The Ukrainian Language in the Temporarily Occupied Territories (2014–October 2022)


  • Michael Moser



Russian war in Ukraine, Ukrainian language, Russian language, language policy, Crimea


The protection of the Russian language and Russian “compatriots” has been a major issue of Russian political discourse for years. According to Russian official announcements, it was even a major reason for Russian war activities in Ukraine. In 2014, the Russian Federation introduced its language policy in Crimea and began to control the language policy of Donetsk and Luhansk “People’s Republics.” Both Russian and Ukrainian, as well as other languages, have been affected by these measures. Since 24 February 2022, Russian language policy has entered new temporarily occupied territories. Although Ukrainian has occasionally been declared a “state language” in Crimea, in DNR and LNR and then either been deprived of this status (LNR, DNR) or not (Crimea) it has never actually played this role.

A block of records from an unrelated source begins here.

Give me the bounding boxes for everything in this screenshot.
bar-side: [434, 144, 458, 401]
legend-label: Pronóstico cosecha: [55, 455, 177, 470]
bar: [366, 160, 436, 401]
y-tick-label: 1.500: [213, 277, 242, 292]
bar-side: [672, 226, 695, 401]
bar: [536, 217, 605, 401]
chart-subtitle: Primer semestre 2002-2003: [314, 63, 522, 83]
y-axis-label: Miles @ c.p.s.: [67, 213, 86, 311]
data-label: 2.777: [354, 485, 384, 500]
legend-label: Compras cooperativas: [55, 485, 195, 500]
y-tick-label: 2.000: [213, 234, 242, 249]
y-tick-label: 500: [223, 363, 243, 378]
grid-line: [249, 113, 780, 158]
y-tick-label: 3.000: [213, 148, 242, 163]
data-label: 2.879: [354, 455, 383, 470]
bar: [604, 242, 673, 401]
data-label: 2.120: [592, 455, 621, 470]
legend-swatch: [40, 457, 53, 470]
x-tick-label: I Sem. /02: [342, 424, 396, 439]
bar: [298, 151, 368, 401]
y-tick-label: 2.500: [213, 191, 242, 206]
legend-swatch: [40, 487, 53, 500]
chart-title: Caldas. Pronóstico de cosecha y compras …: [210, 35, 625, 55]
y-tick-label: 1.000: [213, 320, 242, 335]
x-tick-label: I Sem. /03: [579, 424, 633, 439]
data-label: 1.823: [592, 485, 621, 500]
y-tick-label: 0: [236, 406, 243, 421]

On the contrary, it has gradually been removed from the public sphere. Announcements regarding the language policy in recently occupied territories have been contradictory for months. Generally, Russian political discourse regarding the Ukrainian language is still based on traditional double-bind strategies. Official “appreciation for the Ukrainian language” is notoriously accompanied with narratives about the “artificiality” of the Ukrainian language, its “uselessness,” and even its virtually inherent “Nazi ideology.” At present, new textbooks of “the classical Ukrainian language” are allegedly being prepared in the Russian Federation. Historians of the Ukrainian language are curious how this unheard-of language might be designed.